Cardiovascular implications of antihyperglycemic therapies for type 2 diabetes.

BACKGROUND: Several risk factors for cardiovascular disease (CVD), including insulin resistance/hyperinsulinemia, hyperglycemia, overweight/obesity, dyslipidemia, and hypertension, are often present in varying combinations in patients with type 2 diabetes mellitus (DM). Patients with a clustering of these risk factors, termed the metabolic syndrome, are at greater risk for CVD than are patients with only a single risk factor. Although glycemic control is the central feature of type 2 DM management, patients require an individualized approach to therapy that takes their other CVD risk factors into account.
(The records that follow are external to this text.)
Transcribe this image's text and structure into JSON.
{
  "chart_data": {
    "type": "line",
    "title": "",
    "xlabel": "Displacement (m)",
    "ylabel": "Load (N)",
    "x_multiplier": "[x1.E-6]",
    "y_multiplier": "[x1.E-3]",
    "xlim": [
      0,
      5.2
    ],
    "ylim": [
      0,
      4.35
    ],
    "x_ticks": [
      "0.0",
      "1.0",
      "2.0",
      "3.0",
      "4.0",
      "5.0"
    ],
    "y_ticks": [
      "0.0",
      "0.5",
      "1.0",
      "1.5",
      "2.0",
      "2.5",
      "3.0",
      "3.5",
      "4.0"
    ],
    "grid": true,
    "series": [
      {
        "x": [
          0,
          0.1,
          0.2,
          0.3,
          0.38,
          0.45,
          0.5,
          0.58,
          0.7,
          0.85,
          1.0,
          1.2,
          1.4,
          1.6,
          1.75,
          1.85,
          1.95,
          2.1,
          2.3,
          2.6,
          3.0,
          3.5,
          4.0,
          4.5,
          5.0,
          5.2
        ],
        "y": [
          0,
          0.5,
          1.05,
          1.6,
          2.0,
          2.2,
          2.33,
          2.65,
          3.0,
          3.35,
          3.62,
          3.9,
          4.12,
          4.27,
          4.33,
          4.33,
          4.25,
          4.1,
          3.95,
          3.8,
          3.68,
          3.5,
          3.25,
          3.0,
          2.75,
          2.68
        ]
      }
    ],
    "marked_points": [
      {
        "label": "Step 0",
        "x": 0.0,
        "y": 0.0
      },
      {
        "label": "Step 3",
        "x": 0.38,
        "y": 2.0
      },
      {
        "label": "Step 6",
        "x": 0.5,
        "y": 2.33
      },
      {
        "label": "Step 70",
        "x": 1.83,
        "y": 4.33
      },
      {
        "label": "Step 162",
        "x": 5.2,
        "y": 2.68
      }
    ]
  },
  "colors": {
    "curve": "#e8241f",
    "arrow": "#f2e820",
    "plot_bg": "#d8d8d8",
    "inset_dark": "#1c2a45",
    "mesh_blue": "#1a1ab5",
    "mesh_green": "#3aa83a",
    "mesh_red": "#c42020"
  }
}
OBJECTIVE: This review examined the effects of antidiabetes therapy on glycemic control, as well as its potential to affect body weight, serum lipids, and blood pressure (BP), and thus CVD risk.
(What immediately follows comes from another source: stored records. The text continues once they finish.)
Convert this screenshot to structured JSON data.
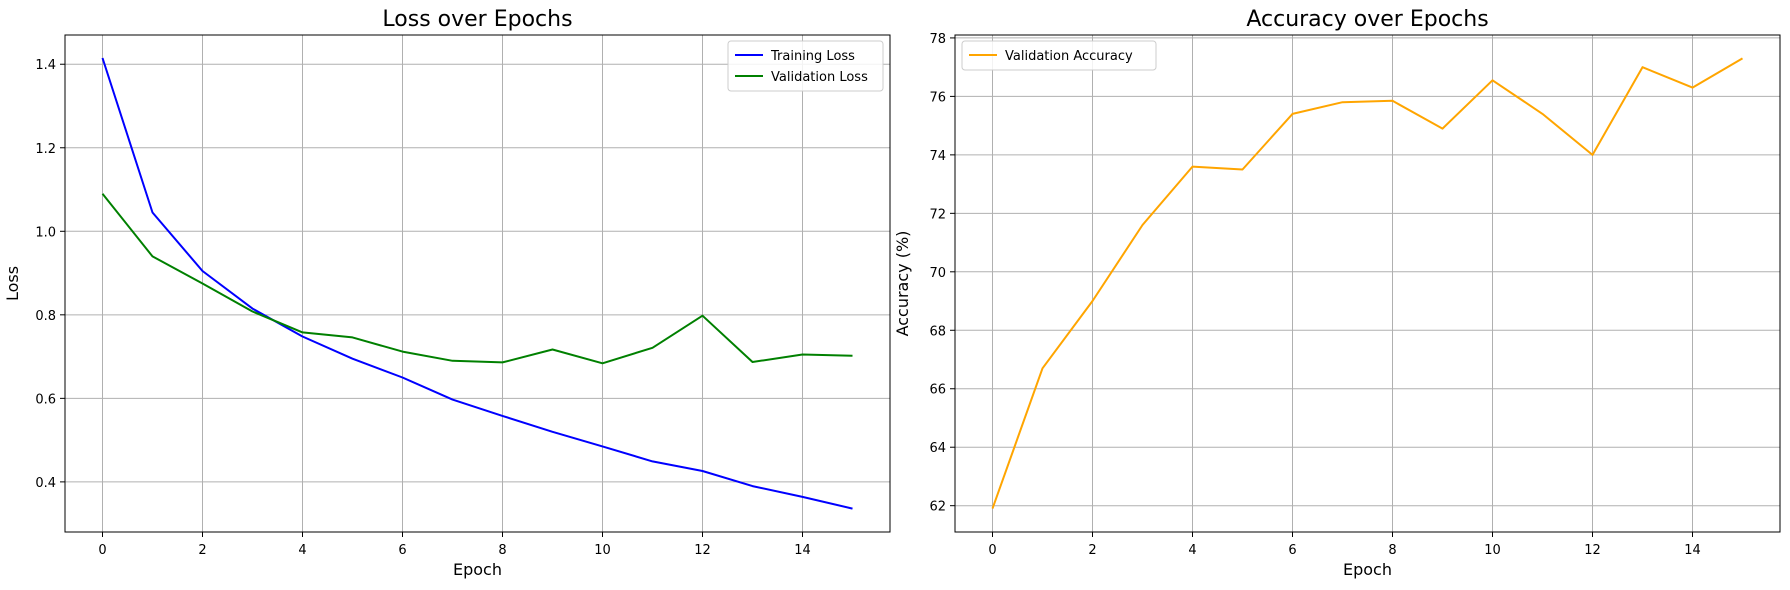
{
  "chart_data": [
    {
      "type": "line",
      "title": "Loss over Epochs",
      "xlabel": "Epoch",
      "ylabel": "Loss",
      "xlim": [
        -0.75,
        15.75
      ],
      "ylim": [
        0.28,
        1.47
      ],
      "xticks": [
        0,
        2,
        4,
        6,
        8,
        10,
        12,
        14
      ],
      "yticks": [
        0.4,
        0.6,
        0.8,
        1.0,
        1.2,
        1.4
      ],
      "ytick_labels": [
        "0.4",
        "0.6",
        "0.8",
        "1.0",
        "1.2",
        "1.4"
      ],
      "grid": true,
      "legend_position": "top-right",
      "x": [
        0,
        1,
        2,
        3,
        4,
        5,
        6,
        7,
        8,
        9,
        10,
        11,
        12,
        13,
        14,
        15
      ],
      "series": [
        {
          "name": "Training Loss",
          "color": "#0000ff",
          "values": [
            1.415,
            1.045,
            0.905,
            0.815,
            0.748,
            0.695,
            0.65,
            0.597,
            0.558,
            0.52,
            0.485,
            0.449,
            0.426,
            0.39,
            0.364,
            0.336
          ]
        },
        {
          "name": "Validation Loss",
          "color": "#008000",
          "values": [
            1.09,
            0.94,
            0.875,
            0.808,
            0.758,
            0.746,
            0.712,
            0.69,
            0.686,
            0.717,
            0.684,
            0.721,
            0.798,
            0.687,
            0.705,
            0.702
          ]
        }
      ]
    },
    {
      "type": "line",
      "title": "Accuracy over Epochs",
      "xlabel": "Epoch",
      "ylabel": "Accuracy (%)",
      "xlim": [
        -0.75,
        15.75
      ],
      "ylim": [
        61.1,
        78.1
      ],
      "xticks": [
        0,
        2,
        4,
        6,
        8,
        10,
        12,
        14
      ],
      "yticks": [
        62,
        64,
        66,
        68,
        70,
        72,
        74,
        76,
        78
      ],
      "ytick_labels": [
        "62",
        "64",
        "66",
        "68",
        "70",
        "72",
        "74",
        "76",
        "78"
      ],
      "grid": true,
      "legend_position": "top-left",
      "x": [
        0,
        1,
        2,
        3,
        4,
        5,
        6,
        7,
        8,
        9,
        10,
        11,
        12,
        13,
        14,
        15
      ],
      "series": [
        {
          "name": "Validation Accuracy",
          "color": "#ffa500",
          "values": [
            61.9,
            66.7,
            69.0,
            71.6,
            73.6,
            73.5,
            75.4,
            75.8,
            75.85,
            74.9,
            76.55,
            75.4,
            74.0,
            77.0,
            76.3,
            77.3
          ]
        }
      ]
    }
  ]
}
METHODS: Information was obtained by searching the MEDLINE and EMBASE databases from 1995 through March 2010. The search terms included type 2 DM, metabolic syndrome, CV complications of type 2 DM, and therapy for type 2 DM. Articles that described relevant details of the metabolic syndrome, CV complications of type 2 DM, and effects of antidiabetes therapy on glycosylated hemoglobin, body weight, serum lipids, and BP were selected for in-depth review. Only English language publications were reviewed. Clinical trials, meta-analyses, and review articles on the key words were preferentially selected for review and analysis. Non-English language publications, case reports, letters to the editor, and similar types of publications were excluded.
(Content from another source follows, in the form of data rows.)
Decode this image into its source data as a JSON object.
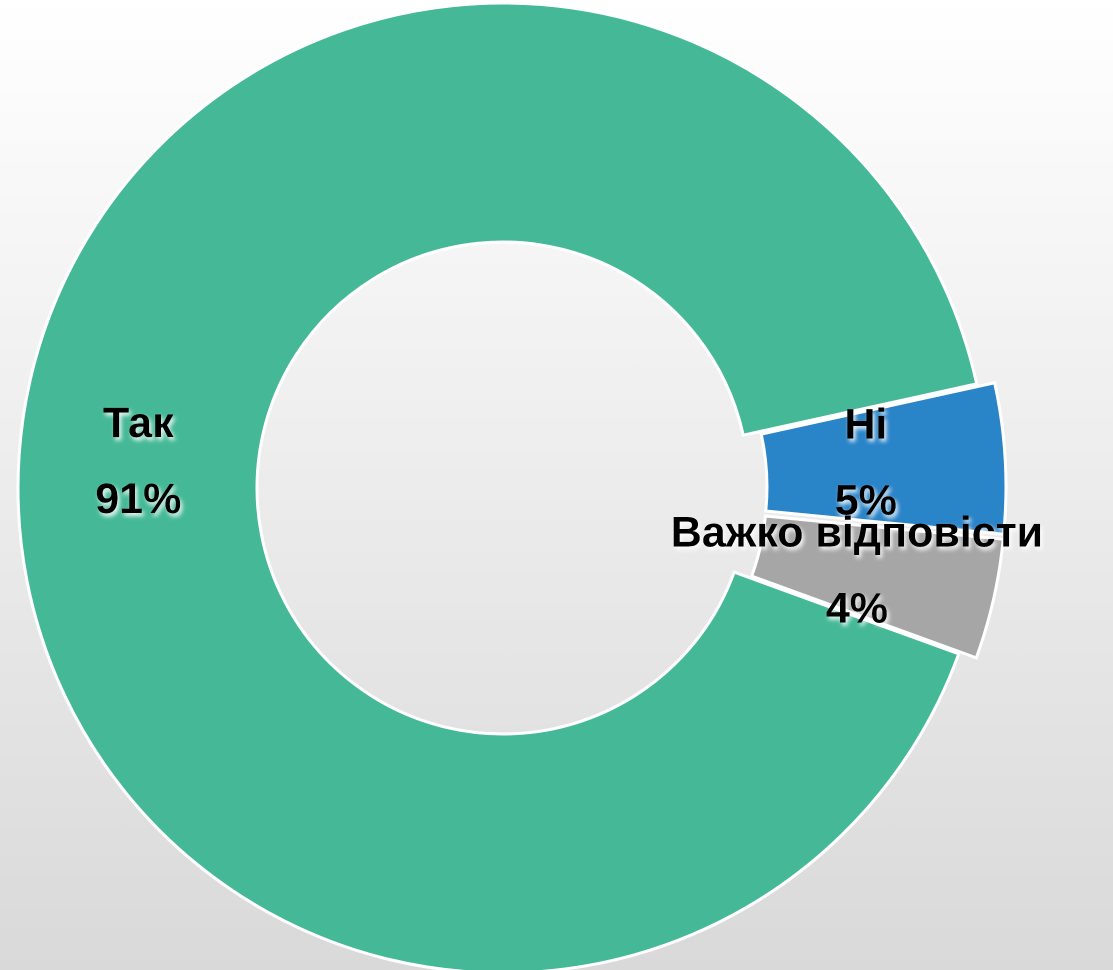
{
  "chart_data": {
    "type": "pie",
    "donut": true,
    "categories": [
      "Так",
      "Ні",
      "Важко відповісти"
    ],
    "values": [
      91,
      5,
      4
    ],
    "value_labels": [
      "91%",
      "5%",
      "4%"
    ],
    "colors": [
      "#45b997",
      "#2a84c8",
      "#a6a6a6"
    ]
  }
}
RESULTS: Although all approved antidiabetes agents lowered glucose, their effect on other CV risk factors, such as BP, lipids, and weight, differed significantly. Therapy with insulin, the sulfonylureas, and the thiazolidinediones was associated with weight gain. Metformin and the dipeptidyl-peptidase-4 inhibitors were generally considered weight neutral, whereas the glucagon-like peptide-1 receptor agonists and amylin agonists were associated with weight loss. Metformin, sulfonylureas, thiazolidinedioness, and dipeptidyl-peptidase-4 inhibitors had modest effects on serum lipid levels and BP. The glucagon-like peptide-1 receptor agonists generally had beneficial effects on serum lipid levels and systolic and diastolic BP.

CONCLUSION: A wide variety of agents were available to aid glycemic control in patients with type 2 DM. These agents had variable effects on known CV risk factors that might be present in this patient population, including excess body weight, elevated BP, and increased serum lipids. Some of the newer agents improved glycemic control while also having potentially favorable effects on these CV risk factors. The impact of various agents on known CV risk factors should be considered when selecting a therapeutic regimen.